NIGHT VISION CARS
what is this system
It is a known fact that after dark it is impossible for man to see beyond a few metres in length without the correct illumination and this illumination also has its constraints and during the night times the reflectivity also increases and it is more a judgemental driving rather than a calculative one. The night vision helps the drivers in such cases. It makes a negative image of the image captured by the camera and illuminates the darker part thus enabling the driver to see what lies ahead by looking at the monitor that has been attached in front of the diver on the dash board or some other convenient part of the steering.
how its working
Night vision devices (NVD) work in the near-infrared band at a wavelength of about 1 Micrometer. For comparison, human visual range is about 0.4 to 0.7 micrometers. Unlike thermal imaging systems, which may operate on complete darkness using heat radiation signatures, well beyond the visible light spectrum, NVD's rely on ambient light, often from the moon and stars. The intensifier tubes use the photoelectric effect. As a photon collides with a detector plate, the metal ejects several electrons that are then amplified into a cascade of electrons that light up a phosphor screen. Often a dim star in the sky is enough to illuminate an entire field.

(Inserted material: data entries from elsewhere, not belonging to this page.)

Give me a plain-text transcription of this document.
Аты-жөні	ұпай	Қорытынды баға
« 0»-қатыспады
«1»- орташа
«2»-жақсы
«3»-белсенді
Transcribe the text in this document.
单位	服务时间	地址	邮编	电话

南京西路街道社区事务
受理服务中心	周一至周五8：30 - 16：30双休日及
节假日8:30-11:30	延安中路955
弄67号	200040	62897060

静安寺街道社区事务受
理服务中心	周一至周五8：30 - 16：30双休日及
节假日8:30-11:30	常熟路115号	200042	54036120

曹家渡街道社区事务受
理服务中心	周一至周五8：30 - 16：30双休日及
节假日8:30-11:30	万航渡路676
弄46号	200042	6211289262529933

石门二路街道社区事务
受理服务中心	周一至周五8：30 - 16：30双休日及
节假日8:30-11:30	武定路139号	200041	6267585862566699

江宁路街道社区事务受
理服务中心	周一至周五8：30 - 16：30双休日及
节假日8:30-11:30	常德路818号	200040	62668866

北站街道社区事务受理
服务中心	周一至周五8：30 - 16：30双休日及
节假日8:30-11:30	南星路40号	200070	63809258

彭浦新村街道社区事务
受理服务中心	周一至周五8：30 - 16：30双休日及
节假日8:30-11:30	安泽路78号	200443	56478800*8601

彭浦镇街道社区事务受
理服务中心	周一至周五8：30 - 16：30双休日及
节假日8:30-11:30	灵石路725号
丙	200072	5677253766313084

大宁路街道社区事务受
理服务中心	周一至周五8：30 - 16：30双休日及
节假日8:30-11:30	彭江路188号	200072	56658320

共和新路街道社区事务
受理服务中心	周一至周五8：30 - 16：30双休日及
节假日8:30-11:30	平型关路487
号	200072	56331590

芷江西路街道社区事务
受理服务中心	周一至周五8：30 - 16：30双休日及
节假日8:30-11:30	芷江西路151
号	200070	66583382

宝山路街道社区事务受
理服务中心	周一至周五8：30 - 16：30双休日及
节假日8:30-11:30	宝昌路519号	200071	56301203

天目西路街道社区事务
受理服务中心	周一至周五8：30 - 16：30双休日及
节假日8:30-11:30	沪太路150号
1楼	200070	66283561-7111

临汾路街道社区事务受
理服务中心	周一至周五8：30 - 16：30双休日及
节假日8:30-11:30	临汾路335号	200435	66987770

The night vision image does not have color information, and hence monochromatic displays are sufficient. A green phosphor (P22) display is generally used as the human eye is most sensitive to the color green in this wave length, which falls in the middle of the visible light spectrum.
The latest generation of NVD use a green yellow Phosphor (P43), and gives the operator a much more comfortable viewing experience. Current development by Photonis, have also created a gray scale or black & white Phosphor (P45).